At his sister’s house in Minnesota, Reverend Alden learned of the earthquake and was anxious for news of his family. It took four days for Isabella to get word to him that everyone was safe, and two more days for him to finally purchase a ticket for a train heading west toward California.

Meanwhile, residents of San Francisco and surrounding communities quickly realized that with no communication lines and few railroad tracks left undamaged, they were virtually cut off from the rest of the world. City leaders and everyday residents stepped forward to begin organizing relief efforts in their neighborhoods.

Men with shovels work to clear debris from the street and trolley tracks.
Men manually clearing the debris near Market Street, San Francisco

They established committees to render first aid, clear debris, and restore clean water supplies. They pooled resources to care or the homeless, the hungry, and the wounded.

Lines of people stand outside a large cathedral.
A bread line at St Mary’s Cathedral, the only San Francisco church not destroyed on April 18, 1906.]

Nearby states sent physicians, nurses, and supplies by train; and when the trains were forced to stop because of damaged tracks, residents went out to meet them with cars, wagons, and any other vehicles that could convey the helpers to where they were needed most.

Black and white photo of houses damaged in the quake. The paved road in front of the homes is buckled.
The damage on Howard Street, with broken windows, houses pushed off their foundations, and buckled roads.

Residents whose homes were spared took in strangers. Others ministered to the people fleeing San Francisco’s devastating fires. They set up stations along roads and handed out sandwiches, pillows, coffee, bundles of clothes, and blankets—anything they could think of to help the people who were suddenly homeless.

In an open field police officers and a group of people stand beside large white sacks of flour. One policeman holds a small bowl in which are white packets; beside him is a man holding out a large bowl to receive the packets. Other people in the photo are also holding out bowls. One woman and one man are holding small packets they have already received.
Policemen help distribute flour to refugees.

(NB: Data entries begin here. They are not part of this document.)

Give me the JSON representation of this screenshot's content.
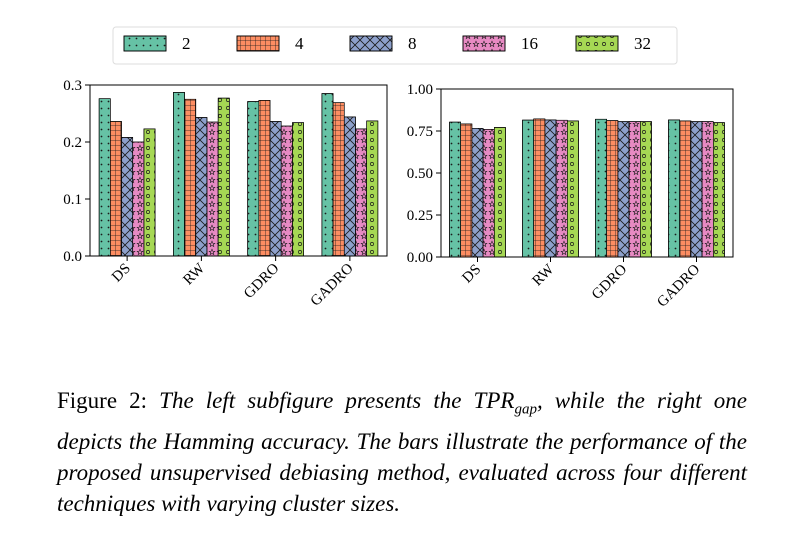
{
  "legend": [
    "2",
    "4",
    "8",
    "16",
    "32"
  ],
  "series_styles": [
    {
      "color": "#66c2a5",
      "pattern": "dots"
    },
    {
      "color": "#fc8d62",
      "pattern": "grid"
    },
    {
      "color": "#8da0cb",
      "pattern": "cross"
    },
    {
      "color": "#e78ac3",
      "pattern": "stars"
    },
    {
      "color": "#a6d854",
      "pattern": "circles"
    }
  ],
  "chart_data": [
    {
      "type": "bar",
      "categories": [
        "DS",
        "RW",
        "GDRO",
        "GADRO"
      ],
      "ylim": [
        0,
        0.3
      ],
      "yticks": [
        "0.0",
        "0.1",
        "0.2",
        "0.3"
      ],
      "ytick_values": [
        0,
        0.1,
        0.2,
        0.3
      ],
      "series": [
        {
          "name": "2",
          "values": [
            0.276,
            0.287,
            0.271,
            0.285
          ]
        },
        {
          "name": "4",
          "values": [
            0.236,
            0.275,
            0.273,
            0.269
          ]
        },
        {
          "name": "8",
          "values": [
            0.208,
            0.243,
            0.236,
            0.244
          ]
        },
        {
          "name": "16",
          "values": [
            0.2,
            0.235,
            0.228,
            0.223
          ]
        },
        {
          "name": "32",
          "values": [
            0.223,
            0.277,
            0.234,
            0.237
          ]
        }
      ]
    },
    {
      "type": "bar",
      "categories": [
        "DS",
        "RW",
        "GDRO",
        "GADRO"
      ],
      "ylim": [
        0,
        1.0
      ],
      "yticks": [
        "0.00",
        "0.25",
        "0.50",
        "0.75",
        "1.00"
      ],
      "ytick_values": [
        0,
        0.25,
        0.5,
        0.75,
        1.0
      ],
      "series": [
        {
          "name": "2",
          "values": [
            0.803,
            0.815,
            0.82,
            0.816
          ]
        },
        {
          "name": "4",
          "values": [
            0.792,
            0.822,
            0.812,
            0.81
          ]
        },
        {
          "name": "8",
          "values": [
            0.766,
            0.816,
            0.806,
            0.806
          ]
        },
        {
          "name": "16",
          "values": [
            0.76,
            0.814,
            0.806,
            0.806
          ]
        },
        {
          "name": "32",
          "values": [
            0.771,
            0.81,
            0.806,
            0.8
          ]
        }
      ]
    }
  ],
  "caption": {
    "label": "Figure 2:",
    "text_before": "The left subfigure presents the TPR",
    "subscript": "gap",
    "text_after": ", while the right one depicts the Hamming accuracy. The bars illustrate the performance of the proposed unsupervised debiasing method, evaluated across four different techniques with varying cluster sizes."
  }
}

Isabella said that “almost hourly” she heard such stories, full of “thoughtful alertness and quiet endeavor.” More than anything else, those stories of goodness and kindness were what she most remembered about the earthquake many years later. She wrote:

When we had a chance to draw a long breath and look about us, out of all the peril and pain of the hour, certain facts stood out in glowing lines. God is good and in the creatures of His hand there is a touch of God-likeness.

Isabella and her family survived the earthquake, as did their lovely home. Years later, when she was writing her memoirs and the time came to recount the events of April 18, 1906 and the weeks and months that followed, she said:

Oh, there is no use trying to forget the earthquake. And yet—I would rather talk about the roses.

Welcome, April!

Isabella was surrounded by writers. Her sister, niece, son, and friends all wrote stories, articles and lessons for publication.

Her husband, the Reverend Gustavus Rossenberg Alden—“Ross” for short—was no exception. In addition to writing his Sunday sermons, he wrote many short stories for The Pansy magazine, authored a memoir of stories about his boyhood while growing up in Maine, and (with his brother-in-law Charles Livingston) wrote a series of weekly Bible study lessons.

Ross was also an accomplished poet. He created lovely rhymes about a wide variety of subjects.

Here’s Ross’s poem “April” to help us welcome a new month:

APRIL

O Spring is coming now, don’t you see?
The birds will be followed by the humble bee.

The frogs are singing their evening song,
The lambs are skipping with their dams along,

The buds are out on the pussy-willow tree,
On the bough of the birch sings the chickadee.

The cows come lowing along the lane,
With suppers all ready for us again.

Old Speckle scratches for her chickens ten,
New piggies are squealing in their pen,
From the top of the tree the robin calls,
From the top of the dam the water falls,
And everything to the eye or ear,
Tells to old and young that April is here.